There’s essentially no such thing as a low-risk HFrEF patient population. So, I think we just need to have humility for what we’re dealing with here. Stephen Greene

Greene said that while quadruple therapy lowers the relative risk of clinical outcomes, it doesn’t result in a low absolute risk.

“Quadruple therapy is a tremendous advance,” said Greene. “It substantially lowers the risk of dying and substantially lowers the risk of going to the hospital for heart failure. It is essential for patients, but I will argue that although it is essential, it is not enough to make HFrEF a low-risk population. There’s essentially no such thing as a low-risk HFrEF patient population. So, I think we just need to have humility for what we’re dealing with here.”

While physicians need to do more to get patients on all four medications, researchers need to continue searching for other therapies to lower the residual risk patients face even when they’re on quadruple therapy, said Greene.

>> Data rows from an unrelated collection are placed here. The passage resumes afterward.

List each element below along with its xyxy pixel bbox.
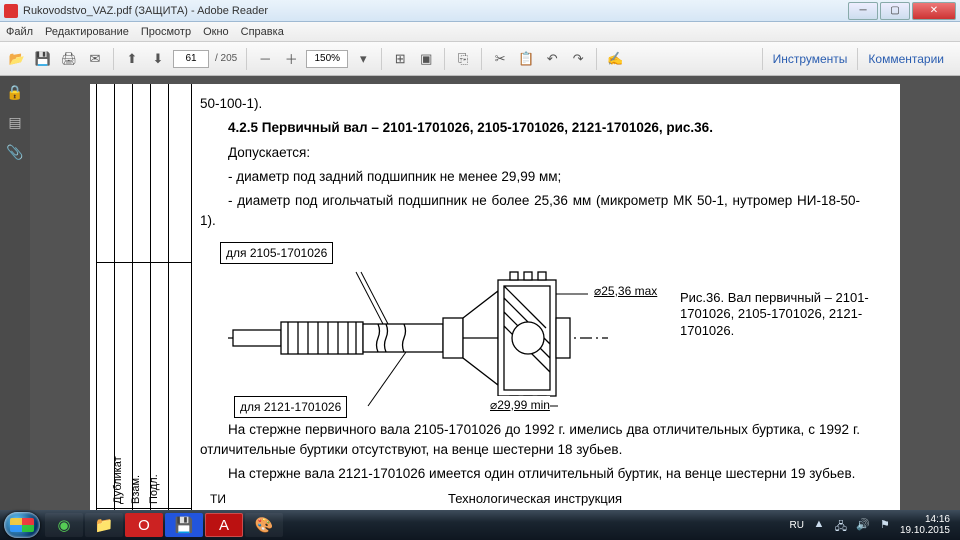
cut-icon[interactable]: ✂ xyxy=(489,48,511,70)
tray-flag-icon[interactable]: ▲ xyxy=(812,518,826,532)
window-titlebar: Rukovodstvo_VAZ.pdf (ЗАЩИТА) - Adobe Rea… xyxy=(0,0,960,22)
nav-sidebar: 🔒 ▤ 📎 xyxy=(0,76,30,510)
fig-label-2121: для 2121-1701026 xyxy=(234,396,347,418)
taskbar: ◉ 📁 O 💾 A 🎨 RU ▲ 🖧 🔊 ⚑ 14:16 19.10.2015 xyxy=(0,510,960,540)
fit-page-icon[interactable]: ▣ xyxy=(415,48,437,70)
system-tray: RU ▲ 🖧 🔊 ⚑ 14:16 19.10.2015 xyxy=(789,514,956,536)
zoom-in-icon[interactable]: ＋ xyxy=(280,48,302,70)
share-icon[interactable]: ⎘ xyxy=(452,48,474,70)
fit-width-icon[interactable]: ⊞ xyxy=(389,48,411,70)
figure-36: для 2105-1701026 для 2121-1701026 ⌀25,36… xyxy=(200,238,870,416)
maximize-button[interactable]: ▢ xyxy=(880,2,910,20)
page-total-label: / 205 xyxy=(213,53,239,64)
taskbar-app-1[interactable]: ◉ xyxy=(45,513,83,537)
zoom-dropdown-icon[interactable]: ▾ xyxy=(352,48,374,70)
attachments-icon[interactable]: 📎 xyxy=(6,144,24,162)
page-viewport[interactable]: Дубликат Взам. Подл. 50-100-1). 4.2.5 Пе… xyxy=(30,76,960,510)
start-button[interactable] xyxy=(4,512,40,538)
mail-icon[interactable]: ✉ xyxy=(84,48,106,70)
taskbar-opera-icon[interactable]: O xyxy=(125,513,163,537)
app-icon xyxy=(4,4,18,18)
redo-icon[interactable]: ↷ xyxy=(567,48,589,70)
window-title: Rukovodstvo_VAZ.pdf (ЗАЩИТА) - Adobe Rea… xyxy=(23,5,268,17)
tray-clock[interactable]: 14:16 19.10.2015 xyxy=(900,514,950,536)
page-down-icon[interactable]: ⬇ xyxy=(147,48,169,70)
allowed-label: Допускается: xyxy=(200,143,860,163)
frame-label-vzam: Взам. xyxy=(128,475,145,504)
text-line-top: 50-100-1). xyxy=(200,94,860,114)
thumbnails-icon[interactable]: 🔒 xyxy=(6,84,24,102)
zoom-level-input[interactable]: 150% xyxy=(306,50,348,68)
paragraph-2: На стержне вала 2121-1701026 имеется оди… xyxy=(200,464,860,484)
bookmarks-icon[interactable]: ▤ xyxy=(6,114,24,132)
tray-lang[interactable]: RU xyxy=(789,520,803,531)
taskbar-paint-icon[interactable]: 🎨 xyxy=(245,513,283,537)
toolbar: 📂 💾 🖨 ✉ ⬆ ⬇ 61 / 205 － ＋ 150% ▾ ⊞ ▣ ⎘ ✂ … xyxy=(0,42,960,76)
frame-label-podl: Подл. xyxy=(146,474,163,504)
taskbar-explorer-icon[interactable]: 📁 xyxy=(85,513,123,537)
tools-panel-link[interactable]: Инструменты xyxy=(762,48,858,70)
taskbar-save-icon[interactable]: 💾 xyxy=(165,513,203,537)
dim-29-99: ⌀29,99 min xyxy=(490,396,550,414)
open-file-icon[interactable]: 📂 xyxy=(6,48,28,70)
shaft-drawing xyxy=(228,258,608,418)
menu-file[interactable]: Файл xyxy=(6,26,33,38)
copy-icon[interactable]: 📋 xyxy=(515,48,537,70)
tray-network-icon[interactable]: 🖧 xyxy=(834,518,848,532)
dim-25-36: ⌀25,36 max xyxy=(594,282,657,300)
menu-edit[interactable]: Редактирование xyxy=(45,26,129,38)
undo-icon[interactable]: ↶ xyxy=(541,48,563,70)
zoom-out-icon[interactable]: － xyxy=(254,48,276,70)
page-up-icon[interactable]: ⬆ xyxy=(121,48,143,70)
frame-label-dublikat: Дубликат xyxy=(110,456,127,504)
fig-label-2105: для 2105-1701026 xyxy=(220,242,333,264)
menu-bar: Файл Редактирование Просмотр Окно Справк… xyxy=(0,22,960,42)
menu-help[interactable]: Справка xyxy=(241,26,284,38)
document-page: Дубликат Взам. Подл. 50-100-1). 4.2.5 Пе… xyxy=(90,84,900,510)
bullet-2: - диаметр под игольчатый подшипник не бо… xyxy=(200,191,860,232)
taskbar-adobe-reader[interactable]: A xyxy=(205,513,243,537)
tray-volume-icon[interactable]: 🔊 xyxy=(856,518,870,532)
tray-shield-icon[interactable]: ⚑ xyxy=(878,518,892,532)
menu-view[interactable]: Просмотр xyxy=(141,26,191,38)
paragraph-1: На стержне первичного вала 2105-1701026 … xyxy=(200,420,860,461)
footer-center: Технологическая инструкция xyxy=(200,489,870,509)
bullet-1: - диаметр под задний подшипник не менее … xyxy=(200,167,860,187)
figure-caption: Рис.36. Вал первичный – 2101-1701026, 21… xyxy=(680,290,876,341)
save-icon[interactable]: 💾 xyxy=(32,48,54,70)
comments-panel-link[interactable]: Комментарии xyxy=(857,48,954,70)
close-button[interactable]: ✕ xyxy=(912,2,956,20)
print-icon[interactable]: 🖨 xyxy=(58,48,80,70)
sign-icon[interactable]: ✍ xyxy=(604,48,626,70)
minimize-button[interactable]: ─ xyxy=(848,2,878,20)
page-number-input[interactable]: 61 xyxy=(173,50,209,68)
doc-frame: Дубликат Взам. Подл. xyxy=(96,84,192,510)
menu-window[interactable]: Окно xyxy=(203,26,229,38)
section-heading: 4.2.5 Первичный вал – 2101-1701026, 2105… xyxy=(200,118,860,138)
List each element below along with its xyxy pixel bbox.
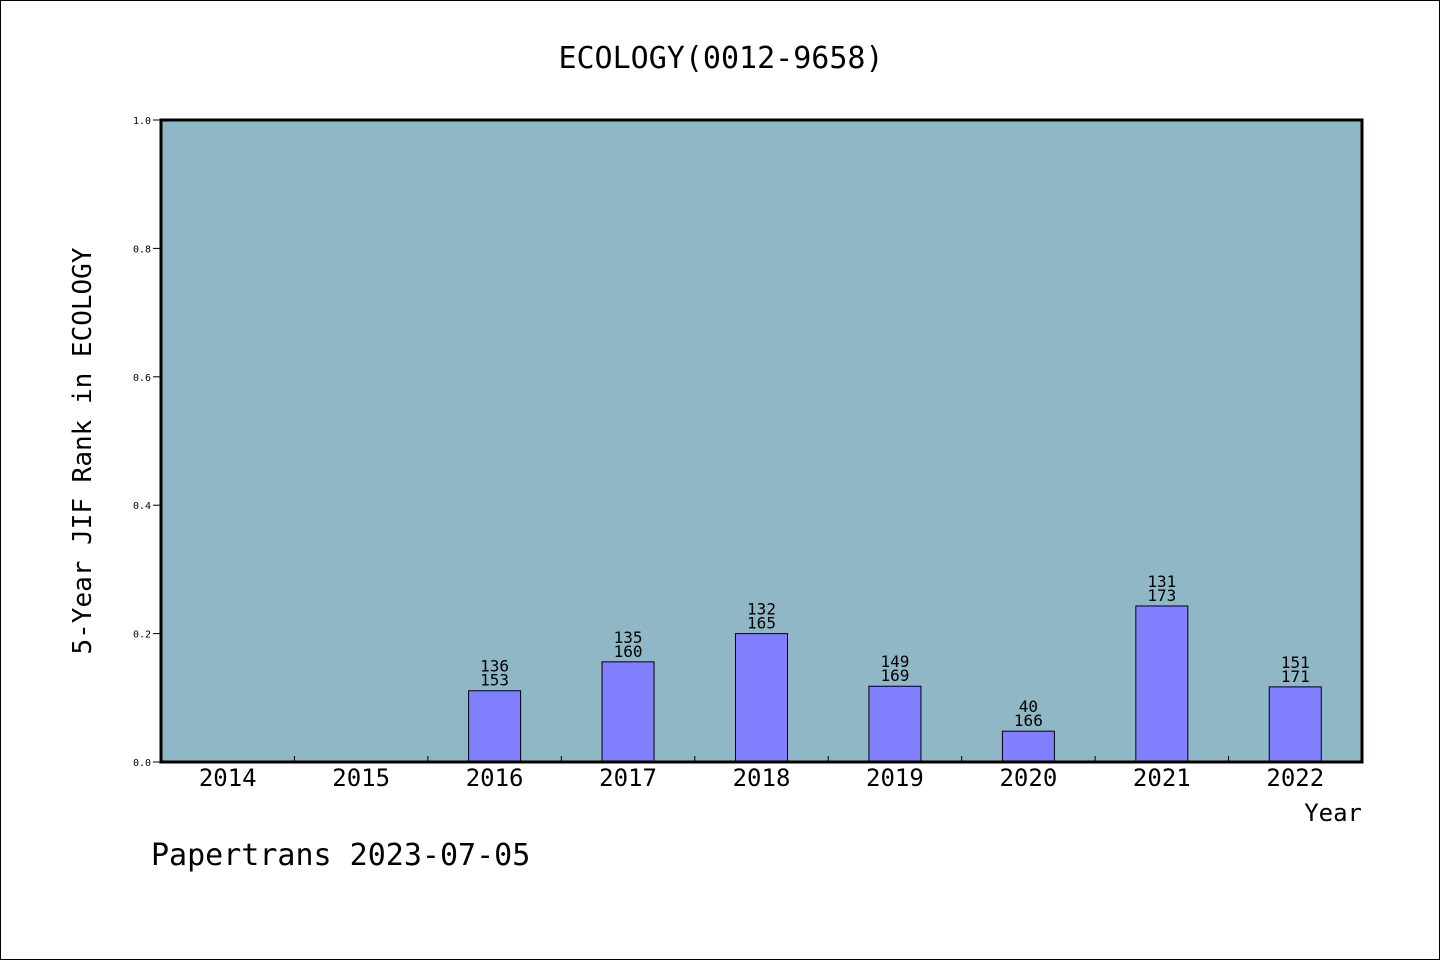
x-tick-label: 2020 bbox=[999, 764, 1057, 792]
bar bbox=[1268, 686, 1322, 763]
bar-rank-label: 132 bbox=[747, 600, 776, 619]
y-tick-label: 0.4 bbox=[133, 501, 151, 512]
bar-rank-label: 135 bbox=[614, 628, 643, 647]
plot-border bbox=[159, 118, 1364, 764]
x-tick-label: 2019 bbox=[866, 764, 924, 792]
y-tick-label: 0.2 bbox=[133, 630, 151, 641]
x-tick-label: 2014 bbox=[199, 764, 257, 792]
y-axis-label: 5-Year JIF Rank in ECOLOGY bbox=[68, 247, 98, 654]
bar-total-label: 166 bbox=[1014, 711, 1043, 730]
x-tick-label: 2015 bbox=[332, 764, 390, 792]
chart-title: ECOLOGY(0012-9658) bbox=[558, 41, 883, 76]
bar bbox=[468, 690, 522, 763]
bar-rank-label: 151 bbox=[1281, 653, 1310, 672]
bar-total-label: 165 bbox=[747, 614, 776, 633]
y-tick-label: 0.0 bbox=[133, 758, 151, 769]
bar-rank-label: 40 bbox=[1019, 697, 1038, 716]
bar-total-label: 169 bbox=[880, 666, 909, 685]
x-tick-label: 2021 bbox=[1133, 764, 1191, 792]
bar bbox=[868, 685, 922, 763]
bar-rank-label: 136 bbox=[480, 657, 509, 676]
x-axis-label: Year bbox=[1304, 799, 1362, 827]
x-tick-label: 2017 bbox=[599, 764, 657, 792]
bar bbox=[735, 633, 788, 763]
bar bbox=[601, 661, 655, 763]
bar-total-label: 153 bbox=[480, 671, 509, 690]
bar-total-label: 171 bbox=[1281, 667, 1310, 686]
x-tick-label: 2016 bbox=[466, 764, 524, 792]
footer-text: Papertrans 2023-07-05 bbox=[151, 838, 530, 873]
bar bbox=[1001, 730, 1055, 763]
bar-rank-label: 149 bbox=[880, 652, 909, 671]
y-tick-label: 0.6 bbox=[133, 373, 151, 384]
y-tick-label: 1.0 bbox=[133, 116, 151, 127]
bar-total-label: 160 bbox=[614, 642, 643, 661]
x-tick-label: 2018 bbox=[733, 764, 791, 792]
x-tick-label: 2022 bbox=[1266, 764, 1324, 792]
bar bbox=[1135, 605, 1189, 763]
bar-rank-label: 131 bbox=[1147, 572, 1176, 591]
y-tick-label: 0.8 bbox=[133, 244, 151, 255]
bar-total-label: 173 bbox=[1147, 586, 1176, 605]
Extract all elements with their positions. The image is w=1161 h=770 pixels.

Last year, DIGIT-HF showed that adding digitoxin to GDMT reduced the risk of all-cause mortality and hospitalization for worsening HF when compared with placebo plus GDMT. In the VICTOR trial, which missed its primary endpoint, there was a signal that vericiguat (Verquvo; Merck Sharp & Dohme/Bayer) might lower the risk of cardiovascular mortality.  

Those trials hinted that the treatment of HFrEF might evolve beyond the four pillars.

“Needless to say, there’s always this tension with polypharmacy,” said Greene. “A lot of people view polypharmacy in a negative light, and for good reason, and I wish we could make this a low-risk condition with one or two medicines. But that’s not the scientific reality. To the people worried about polypharmacy, I would argue we clearly need more tools to combat heart failure risk. . . . This is such an extreme-risk condition that we need all the help we can get.”